Why write a blog on the Eucharist? I have felt drawn more and more towards Jesus in the Eucharist. This blog is to help me explore that inspiration more, as well as provide a place to help others to love the Eucharist more. I want to include links to other sites that I find informative. I also want to hear from others about their experiences. Like the two disciples on the road to Emmaus, we need to tell others about our journey with the Lord to help us all draw closer to him: “Then they told what had happened on the road, and how he was known to them by the breaking of the bread” (Luke 24:35). I chose to call this site “The Food Which Endures” because of the passage from Chapter 6 of the Gospel of St. John: “Do not labor for the food which perishes, but for the food which endures to eternal life, which the Son of man will give to you; for on him has God the Father set his seal” (John: 6:27). Chapter 6 is the most beautiful, most profound explanation of the Eucharist in the scriptures. We can never exhaust the riches there. As we approach Good Friday, we are reminded of how Jesus gave himself, his whole self, for us, so that we might have eternal life. Also, as we fast on Good Friday, we can remember that the food which we are giving up that day perishes, but the food that is the result of Christ’s death and resurrection endures to eternal life.

I wanted to start this blog on Holy Thursday, when we celebrate the institution of the Eucharist. It is a good time to recall that we are privileged to have access to receive communion every day if we are able to do so. So often we take even weekly mass for granted, not reflecting on the miracle of grace that we are given there in receiving Jesus. When we can’t make it to mass, we can go to a church or chapel for Eucharistic adoration. If we aren’t able to get to Jesus in the Eucharist, we can make a spiritual communion. During the day I try to think of the tabernacles that I visit and briefly “go” to one of those in my mind to be with our Lord.

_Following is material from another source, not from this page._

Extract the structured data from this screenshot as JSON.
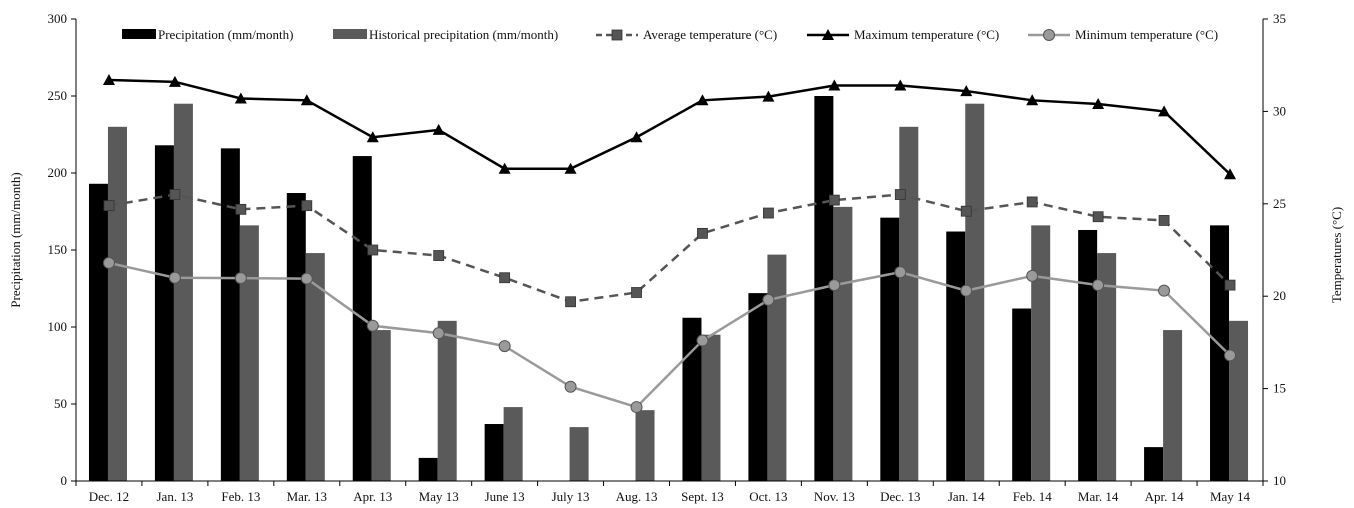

I had a wonderful experience on Passion Sunday. I was standing in line going up to communion and in front of me was a man holding his very small and very new baby. I recently had heard someone on Catholic radio talking about how we need to think of Jesus as being truly alive in the Eucharist. So I reflected on how the Jesus who would be in my hands in a few moments would be as alive and as real as the baby in this man’s hands. I found that image very helpful.

While this blog is explicitly Catholic in its focus, I invite people of all faiths or no faith to visit and comment if they feel moved to do so. St. Paul engaged all people in dialogue. Sometimes Jesus found more faith among Romans and Samaritans than among some externally pious people of Israel, and we all need to be humbled by that fact.